Fortunately, this is not yet a major problem. Chess-playing programs will beat you, sure. At chess, because that's their goal. They won't start taking over NORAD, like in War Games.

But it is, the authors allege, an unsolved problem. Worse, it may be insoluble with the current state of the AI craft. Once AIs reach the level of "superintelligence", and given even a shred of autonomy, we are inevitably in for it. And, since AI operates millions of times faster than puny human intelligence, we are destined to see it spiral out of control before we even understand what's happening.

The only "solution", the authors argue, is an effective worldwide ban on AI R&D. We don't know where the critical threshold for AI-doom lies; we only know, since we are not all dead, that we haven't passed it yet. Probably not, anyway.

The book is written for the lay reader, with lots of analogies and metaphors. (E.g., Chernobyl, leaded gasoline, freon, nuclear weapon proliferation.) There is an accompanying website that goes into detail on technical issues, and encourages your activism.

Counterpoint is readily available: see Neil Chilson's review of the book at Reason: Superintelligent AI Is Not Coming To Kill You . And the relevant Wikipedia article (which you shouldn't trust, see above) states: "Reviews of the book by critics have been mixed." For example, the NYT reviewer "compared the book to that of a Scientology manual and said reading it was like being trapped in a room with irritating college students on their first mushroom trip."

What do I think?
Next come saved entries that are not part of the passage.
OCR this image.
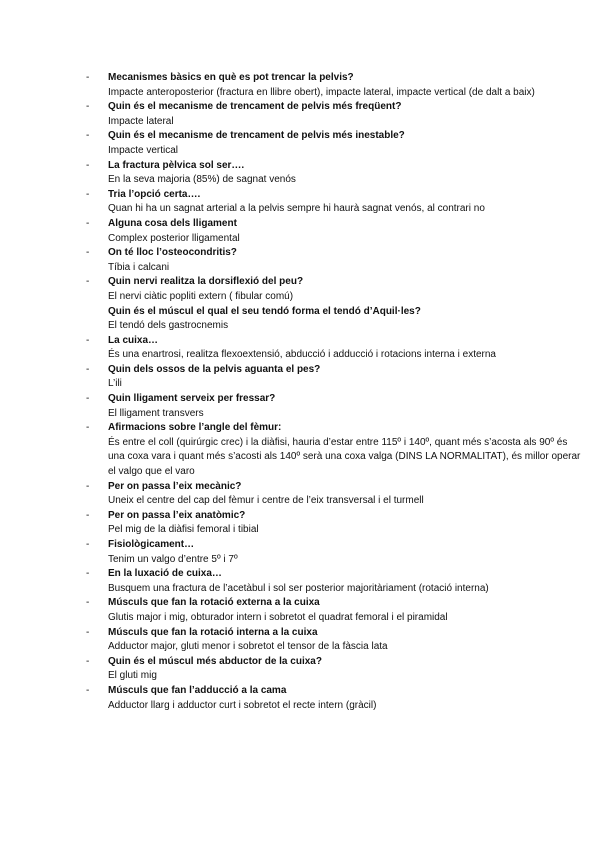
- Mecanismes bàsics en què es pot trencar la pelvis?
Impacte anteroposterior (fractura en llibre obert), impacte lateral, impacte vertical (de dalt a baix)
- Quin és el mecanisme de trencament de pelvis més freqüent?
Impacte lateral
- Quin és el mecanisme de trencament de pelvis més inestable?
Impacte vertical
- La fractura pèlvica sol ser….
En la seva majoria (85%) de sagnat venós
- Tria l’opció certa….
Quan hi ha un sagnat arterial a la pelvis sempre hi haurà sagnat venós, al contrari no
- Alguna cosa dels lligament
Complex posterior lligamental
- On té lloc l’osteocondritis?
Tíbia i calcani
- Quin nervi realitza la dorsiflexió del peu?
El nervi ciàtic popliti extern ( fibular comú)
Quin és el múscul el qual el seu tendó forma el tendó d’Aquil·les?
El tendó dels gastrocnemis
- La cuixa…
És una enartrosi, realitza flexoextensió, abducció i adducció i rotacions interna i externa
- Quin dels ossos de la pelvis aguanta el pes?
L’ili
- Quin lligament serveix per fressar?
El lligament transvers
- Afirmacions sobre l’angle del fèmur:
És entre el coll (quirúrgic crec) i la diàfisi, hauria d’estar entre 115º i 140º, quant més s’acosta als 90º és una coxa vara i quant més s’acosti als 140º serà una coxa valga (DINS LA NORMALITAT), és millor operar el valgo que el varo
- Per on passa l’eix mecànic?
Uneix el centre del cap del fèmur i centre de l’eix transversal i el turmell
- Per on passa l’eix anatòmic?
Pel mig de la diàfisi femoral i tibial
- Fisiològicament…
Tenim un valgo d’entre 5º i 7º
- En la luxació de cuixa…
Busquem una fractura de l’acetàbul i sol ser posterior majoritàriament (rotació interna)
- Músculs que fan la rotació externa a la cuixa
Glutis major i mig, obturador intern i sobretot el quadrat femoral i el piramidal
- Músculs que fan la rotació interna a la cuixa
Adductor major, gluti menor i sobretot el tensor de la fàscia lata
- Quin és el múscul més abductor de la cuixa?
El gluti mig
- Músculs que fan l’adducció a la cama
Adductor llarg i adductor curt i sobretot el recte intern (gràcil)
I readily admit I don't know. I want to be optimistic. And I'm introspective enough to realize that's likely to bias my beliefs. Also, it seems to me that we are treading into areas we don't understand that well: natural intelligence, human consciousness, and free will. Would we even recognize artificial superintelligence if it occurred? Or would it be very, utterly alien, so much so that predicting its behavior would be impossible? Over to you, sci-fi authors.